AdressListe liste; //Das ist meine Unterklasse

public Geburtstag(AdressListe liste)
{
	super ("Geburtstag");
	this.setSize(600,480);
	this.setLayout(null);
	this.liste = liste;
}

public void auslesen(){

}

public static void main (String Args[])
{
	AdressListe liste = new AdressListe();
	liste.adresseAuslesen();
	Geburtstag f = new Geburtstag(liste);
	f.show();
}

}

Meine Unterklasse

import java.util.*;
import java.util.Vector.*;
import java.io.*;


public class AdressListe extends Vector
{

Geburtstag geb;

 public void adresseEintragen(Geburtstage temp)
  {
    this.add(temp); //Liste wird hinzugefügt
  }

  public void adresseAuslesen (){

geb.auslesen();  //Aufruf der Methode aus der Hauptklasse

}

Folgende NullPointerExcpetion wird beim Kompilieren ausgegeben:

Exception in thread "main" java.lang.NullPointerException 
at AdressListe.adresseAuslesen<geb.auslesen();>// In der Methode adresseAuslesen
at Geburtstag.main<liste.adresseAuslesen();> //Unten in der MainMethode der Hauptklasse


----------



## Snape (25. Mai 2004)

> _Original geschrieben von webix _
> *Hallo,
> 
> ich habe ein Problem beim Aufruf einer Methode aus meiner Hauptklasse.
> ...



So lange Du nirgends adresseEintragen(...) aufrufst, bleibt die Variable geb natürlich immer NULL und geb.auslesen(); wirft logischerweise eine NullPointerException.


----------



## webix (25. Mai 2004)

*Hallo*

liste.adresseEintragen wird bei mir aufgerufen, wenn ich ein Button drücke, ich habs hier aber nicht reingesetzt, da ich denke, dass es nicht daran liegt, da adresseEintragen eine eigene Methode ist.

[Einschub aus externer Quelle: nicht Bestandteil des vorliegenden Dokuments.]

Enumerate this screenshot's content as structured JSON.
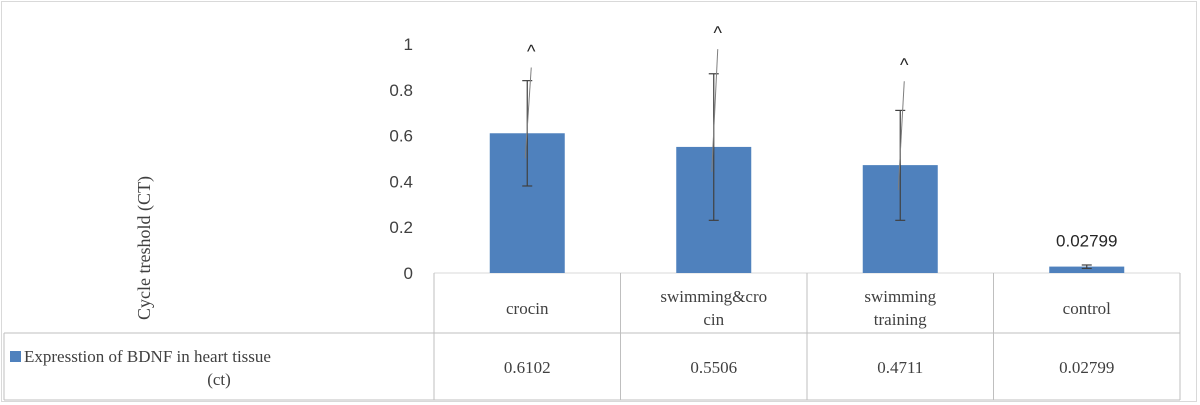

Folgende NullPointerExcpetion wird beim Kompilieren ausgegeben:

Exception in thread "main" java.lang.NullPointerException 
at AdressListe.adresseAuslesen<geb.auslesen();>// In der Methode adresseAuslesen
at Geburtstag.main<liste.adresseAuslesen();> //Unten in der MainMethode der Hauptklasse


----------



## Snape (25. Mai 2004)

*Re: Hallo*



> _Original geschrieben von webix _
> liste.adresseEintragen wird bei mir aufgerufen, wenn ich ein Button drücke, ich habs hier aber nicht reingesetzt, da ich denke, dass es nicht daran liegt, da adresseEintragen eine eigene Methode ist.



So lange Du aber den Button nicht drückst, bleibt geb = NULL.



> Folgende NullPointerExcpetion wird beim Kompilieren ausgegeben:
> 
> Exception in thread "main" java.lang.NullPointerException
> at AdressListe.adresseAuslesen<geb.auslesen();>// In der Methode adresseAuslesen
> at Geburtstag.main<liste.adresseAuslesen();> //Unten in der MainMethode der Hauptklasse



Diese Fehlermeldung würde ich immer noch so interpretieren, dass geb.auslesen() den NP wirft, ergo geb = NULL ist. Was mich erneut zu der bereits o.a. Vermutung führt.


----------



## webix (25. Mai 2004)

Du meinst, weil in adresseAuslesen aus der Klasse AdressListe keine Daten in der Methode vorhanden sind?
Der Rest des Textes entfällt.